Hi @Yiwen Zhang ,
You mentioned, “When setting "centralized" learning strategy in rlMultiAgentTrainingOptions for PPO algorithm, do all the agents share one critic network? Does each agent have its own actor network? In other words, for a MAPPO training task with N agents, does the number of critic and actor be 1 and N?”
Please see my response to your comments below.
After reviewing the documentation provided at the link below,
https://www.mathworks.com/help/reinforcement-learning/ref/rlmultiagenttrainingoptions.html
A typical MAPPO setup using the rlMultiAgentTrainingOptions, the architecture of actor and critic networks under a centralized learning strategy can be summarized as follows:
Critic Network: When you set the learning strategy to "centralized", all agents indeed share a single critic network. This shared critic is beneficial as it allows for the aggregation of experiences across all agents, leading to more stable training and improved performance. By utilizing a centralized critic, the network can better estimate the value function by considering the actions and states of all agents, thus promoting cooperative behavior.

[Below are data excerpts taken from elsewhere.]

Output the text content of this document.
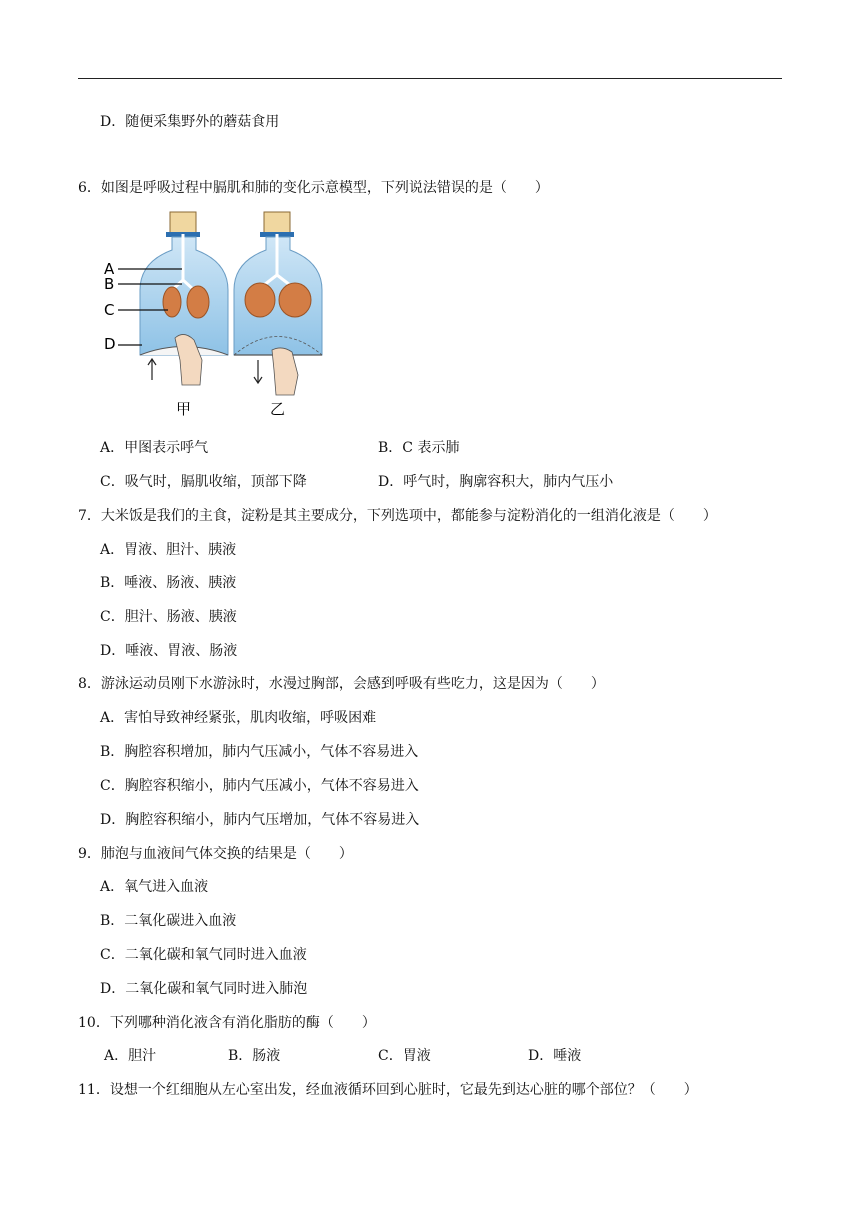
D．随便采集野外的蘑菇食用
6．如图是呼吸过程中膈肌和肺的变化示意模型，下列说法错误的是（　　）
A
B
C
D
甲	乙
A．甲图表示呼气	B．C 表示肺
C．吸气时，膈肌收缩，顶部下降	D．呼气时，胸廓容积大，肺内气压小
7．大米饭是我们的主食，淀粉是其主要成分，下列选项中，都能参与淀粉消化的一组消化液是（　　）
A．胃液、胆汁、胰液
B．唾液、肠液、胰液
C．胆汁、肠液、胰液
D．唾液、胃液、肠液
8．游泳运动员刚下水游泳时，水漫过胸部，会感到呼吸有些吃力，这是因为（　　）
A．害怕导致神经紧张，肌肉收缩，呼吸困难
B．胸腔容积增加，肺内气压减小，气体不容易进入
C．胸腔容积缩小，肺内气压减小，气体不容易进入
D．胸腔容积缩小，肺内气压增加，气体不容易进入
9．肺泡与血液间气体交换的结果是（　　）
A．氧气进入血液
B．二氧化碳进入血液
C．二氧化碳和氧气同时进入血液
D．二氧化碳和氧气同时进入肺泡
10．下列哪种消化液含有消化脂肪的酶（　　）
A．胆汁	B．肠液	C．胃液	D．唾液
11．设想一个红细胞从左心室出发，经血液循环回到心脏时，它最先到达心脏的哪个部位？（　　）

Actor Networks: Each agent maintains its own distinct actor network. This means that while the critic is shared, each agent's policy (actor) is independent. This design allows each agent to learn its unique strategy based on its observations and interactions within the environment while still benefiting from the collective knowledge provided by the shared critic.
In summary, for an MAPPO training task with N agents configured under a centralized learning strategy:
Number of Critic Networks: 1 (shared among all agents) Number of Actor Networks: N, (one for each agent)
When implementing this architecture, it is essential to ensure that the shared critic can adequately process inputs from all agents. This often involves designing input layers that can concatenate or otherwise aggregate observations from multiple agents. While sharing a critic can provide advantages, it may also introduce challenges such as increased complexity in managing gradients during backpropagation and potential interference among agents if their policies are not well-aligned.
Hope this helps.
Please let me know if you have any further questions.